Pour s’attaquer à une figure telle que celle de Breton, « pape du surréalisme », il faut avoir une bonne connaissance du personnage et de ses œuvres, car tout pourrait très vite sonner faux. Dans son roman J’aimerai André Breton, Serge Filippini se risque à cet exercice, et il s’en sort avec brio. Il invente une nouvelle Nadja, une certaine Chance Salvage, qui débarque par hasard à Saint-Cirq-Lapopie (elle a ouvert un compas sur une carte de France) après avoir subi un viol conjugal. On est en 1966, le 24 septembre : le célèbre écrivain André Breton se repose dans sa maison d’été, en compagnie de sa femme Élisa : il est très mal en point. Sa rencontre avec Chance réveille son désir. Là, le lecteur se dit qu’il va être difficile de faire la différence entre le réel et la fiction, mais il y aura du charme à se laisser porter entre le vrai et le faux : l’essentiel est le vraisemblable. 

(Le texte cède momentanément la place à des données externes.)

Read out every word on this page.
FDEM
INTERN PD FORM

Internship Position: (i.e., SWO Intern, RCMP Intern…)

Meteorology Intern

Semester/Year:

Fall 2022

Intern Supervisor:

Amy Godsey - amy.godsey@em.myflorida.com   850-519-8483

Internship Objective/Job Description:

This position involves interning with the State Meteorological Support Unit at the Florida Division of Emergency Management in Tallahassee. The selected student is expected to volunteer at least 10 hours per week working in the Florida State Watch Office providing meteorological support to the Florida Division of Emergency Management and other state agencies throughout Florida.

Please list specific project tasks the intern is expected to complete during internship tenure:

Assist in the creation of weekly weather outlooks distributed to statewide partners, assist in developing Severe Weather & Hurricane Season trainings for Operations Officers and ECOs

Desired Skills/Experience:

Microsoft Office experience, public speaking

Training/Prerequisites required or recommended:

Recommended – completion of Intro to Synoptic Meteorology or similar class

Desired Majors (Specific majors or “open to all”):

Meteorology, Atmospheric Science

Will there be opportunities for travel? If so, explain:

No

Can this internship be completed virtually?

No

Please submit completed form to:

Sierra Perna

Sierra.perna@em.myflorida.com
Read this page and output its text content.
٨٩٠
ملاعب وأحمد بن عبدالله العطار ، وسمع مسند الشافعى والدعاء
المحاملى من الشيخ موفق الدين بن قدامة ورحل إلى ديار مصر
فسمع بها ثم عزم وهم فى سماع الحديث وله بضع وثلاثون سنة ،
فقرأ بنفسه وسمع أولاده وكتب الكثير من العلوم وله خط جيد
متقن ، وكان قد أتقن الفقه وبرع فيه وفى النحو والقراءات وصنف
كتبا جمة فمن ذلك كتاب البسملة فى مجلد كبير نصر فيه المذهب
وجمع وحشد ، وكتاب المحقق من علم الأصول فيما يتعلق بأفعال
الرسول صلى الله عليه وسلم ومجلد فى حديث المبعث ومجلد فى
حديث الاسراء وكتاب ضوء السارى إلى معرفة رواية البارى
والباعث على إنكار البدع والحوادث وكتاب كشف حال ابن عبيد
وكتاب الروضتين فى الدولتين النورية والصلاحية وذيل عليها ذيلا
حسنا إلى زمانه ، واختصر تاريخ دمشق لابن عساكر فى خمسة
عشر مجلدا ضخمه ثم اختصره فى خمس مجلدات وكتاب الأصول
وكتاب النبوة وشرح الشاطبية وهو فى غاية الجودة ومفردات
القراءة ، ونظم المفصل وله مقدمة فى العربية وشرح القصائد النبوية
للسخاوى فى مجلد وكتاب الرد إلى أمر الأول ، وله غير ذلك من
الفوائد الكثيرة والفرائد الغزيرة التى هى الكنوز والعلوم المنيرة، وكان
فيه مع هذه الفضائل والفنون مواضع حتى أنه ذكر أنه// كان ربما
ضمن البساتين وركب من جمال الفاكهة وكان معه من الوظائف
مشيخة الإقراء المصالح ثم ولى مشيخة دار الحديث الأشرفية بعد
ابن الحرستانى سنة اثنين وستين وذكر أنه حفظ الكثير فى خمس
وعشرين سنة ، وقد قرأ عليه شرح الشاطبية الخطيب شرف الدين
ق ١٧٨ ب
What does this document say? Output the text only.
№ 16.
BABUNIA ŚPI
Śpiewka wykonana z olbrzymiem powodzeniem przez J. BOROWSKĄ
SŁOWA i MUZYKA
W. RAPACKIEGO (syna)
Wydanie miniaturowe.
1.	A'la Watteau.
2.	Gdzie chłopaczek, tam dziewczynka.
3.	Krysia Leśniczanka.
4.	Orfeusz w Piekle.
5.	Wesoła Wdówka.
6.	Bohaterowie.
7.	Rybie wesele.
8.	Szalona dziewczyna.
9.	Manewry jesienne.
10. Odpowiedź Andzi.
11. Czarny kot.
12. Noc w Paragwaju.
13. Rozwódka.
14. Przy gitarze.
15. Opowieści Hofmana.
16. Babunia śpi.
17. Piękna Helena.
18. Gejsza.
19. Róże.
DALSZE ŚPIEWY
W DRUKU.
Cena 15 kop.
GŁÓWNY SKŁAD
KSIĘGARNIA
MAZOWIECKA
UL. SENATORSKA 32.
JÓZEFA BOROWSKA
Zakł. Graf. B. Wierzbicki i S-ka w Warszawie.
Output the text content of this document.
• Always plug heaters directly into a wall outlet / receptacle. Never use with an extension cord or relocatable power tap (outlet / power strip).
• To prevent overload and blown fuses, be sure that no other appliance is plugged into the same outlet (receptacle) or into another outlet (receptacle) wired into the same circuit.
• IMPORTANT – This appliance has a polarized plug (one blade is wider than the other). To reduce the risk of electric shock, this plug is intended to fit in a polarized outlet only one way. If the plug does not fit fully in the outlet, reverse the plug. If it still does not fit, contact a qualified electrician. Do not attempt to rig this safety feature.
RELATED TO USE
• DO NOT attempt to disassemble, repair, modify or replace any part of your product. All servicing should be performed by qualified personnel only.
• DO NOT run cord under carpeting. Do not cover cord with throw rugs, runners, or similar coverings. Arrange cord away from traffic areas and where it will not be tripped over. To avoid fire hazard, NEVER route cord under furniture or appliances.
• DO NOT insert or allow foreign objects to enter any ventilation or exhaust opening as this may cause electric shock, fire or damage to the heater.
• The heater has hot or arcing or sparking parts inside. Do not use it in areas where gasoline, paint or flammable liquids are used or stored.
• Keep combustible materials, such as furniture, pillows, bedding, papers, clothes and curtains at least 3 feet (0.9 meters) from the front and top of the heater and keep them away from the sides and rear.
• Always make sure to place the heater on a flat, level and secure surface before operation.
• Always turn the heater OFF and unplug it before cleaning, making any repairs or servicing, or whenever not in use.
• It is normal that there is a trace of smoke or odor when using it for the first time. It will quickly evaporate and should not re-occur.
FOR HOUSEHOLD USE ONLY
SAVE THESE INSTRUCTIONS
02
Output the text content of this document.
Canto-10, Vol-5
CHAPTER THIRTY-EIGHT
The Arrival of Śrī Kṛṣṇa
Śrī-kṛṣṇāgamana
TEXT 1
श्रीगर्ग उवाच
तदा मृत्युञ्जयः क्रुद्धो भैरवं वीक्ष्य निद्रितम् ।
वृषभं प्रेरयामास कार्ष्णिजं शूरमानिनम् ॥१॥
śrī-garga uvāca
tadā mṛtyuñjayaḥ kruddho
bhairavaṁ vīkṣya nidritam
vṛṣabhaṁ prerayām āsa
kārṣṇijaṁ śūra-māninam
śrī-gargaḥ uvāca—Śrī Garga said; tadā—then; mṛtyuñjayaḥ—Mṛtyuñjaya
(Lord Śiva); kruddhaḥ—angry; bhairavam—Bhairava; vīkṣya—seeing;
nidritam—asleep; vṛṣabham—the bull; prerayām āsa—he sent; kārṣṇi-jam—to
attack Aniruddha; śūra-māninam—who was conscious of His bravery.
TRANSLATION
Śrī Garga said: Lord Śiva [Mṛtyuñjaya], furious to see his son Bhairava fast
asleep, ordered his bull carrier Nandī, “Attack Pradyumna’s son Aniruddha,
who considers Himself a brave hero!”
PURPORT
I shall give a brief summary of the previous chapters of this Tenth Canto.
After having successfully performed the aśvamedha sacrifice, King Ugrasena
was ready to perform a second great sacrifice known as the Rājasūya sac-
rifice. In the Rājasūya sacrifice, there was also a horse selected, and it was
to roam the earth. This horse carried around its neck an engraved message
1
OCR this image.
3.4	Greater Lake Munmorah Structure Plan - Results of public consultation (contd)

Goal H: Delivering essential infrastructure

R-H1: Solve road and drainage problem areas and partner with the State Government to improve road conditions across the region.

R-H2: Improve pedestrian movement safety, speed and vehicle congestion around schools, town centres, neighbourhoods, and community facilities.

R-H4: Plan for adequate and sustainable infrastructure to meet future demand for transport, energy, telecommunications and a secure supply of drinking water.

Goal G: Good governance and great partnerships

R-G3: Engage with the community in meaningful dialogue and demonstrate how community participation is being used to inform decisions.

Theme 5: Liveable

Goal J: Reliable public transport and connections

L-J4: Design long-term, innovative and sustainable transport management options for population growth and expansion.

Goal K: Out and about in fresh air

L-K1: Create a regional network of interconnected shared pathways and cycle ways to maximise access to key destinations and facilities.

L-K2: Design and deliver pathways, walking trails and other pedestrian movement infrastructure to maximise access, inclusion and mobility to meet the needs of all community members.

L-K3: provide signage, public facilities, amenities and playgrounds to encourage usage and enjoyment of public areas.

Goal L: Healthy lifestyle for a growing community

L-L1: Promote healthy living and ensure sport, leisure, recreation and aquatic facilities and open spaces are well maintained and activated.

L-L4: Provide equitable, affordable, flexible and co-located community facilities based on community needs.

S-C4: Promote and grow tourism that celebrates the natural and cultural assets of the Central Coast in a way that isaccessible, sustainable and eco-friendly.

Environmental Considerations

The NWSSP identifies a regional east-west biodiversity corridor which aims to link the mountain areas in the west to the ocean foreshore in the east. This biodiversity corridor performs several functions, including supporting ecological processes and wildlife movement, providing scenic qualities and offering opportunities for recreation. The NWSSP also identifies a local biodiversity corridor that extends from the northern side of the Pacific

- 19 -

Sur son exemplaire poche de Nadja, Chance écrit « J’aimerai » au-dessus du nom de l’auteur. Ainsi, elle se prédestine à cette rencontre, sujet si cher à l’écrivain surréaliste qui l’a développé dans L’Amour fou, où il raconte cette merveilleuse nuit parisienne qui le conduit sur la route de son nouvel amour, et qui se termine par ces mots à sa fille Aube : « Je vous souhaite d’être follement aimée . » Chance veut aimer follement. Très vite, Breton l’étreint. Le moment n’a rien d’une extase… Elle capture quelques poils pubiens du poète, qu’elle glisse dans une enveloppe cachée entre les pages de son livre-fétiche, une manière de ne pas perdre la trace de la rencontre surréelle… 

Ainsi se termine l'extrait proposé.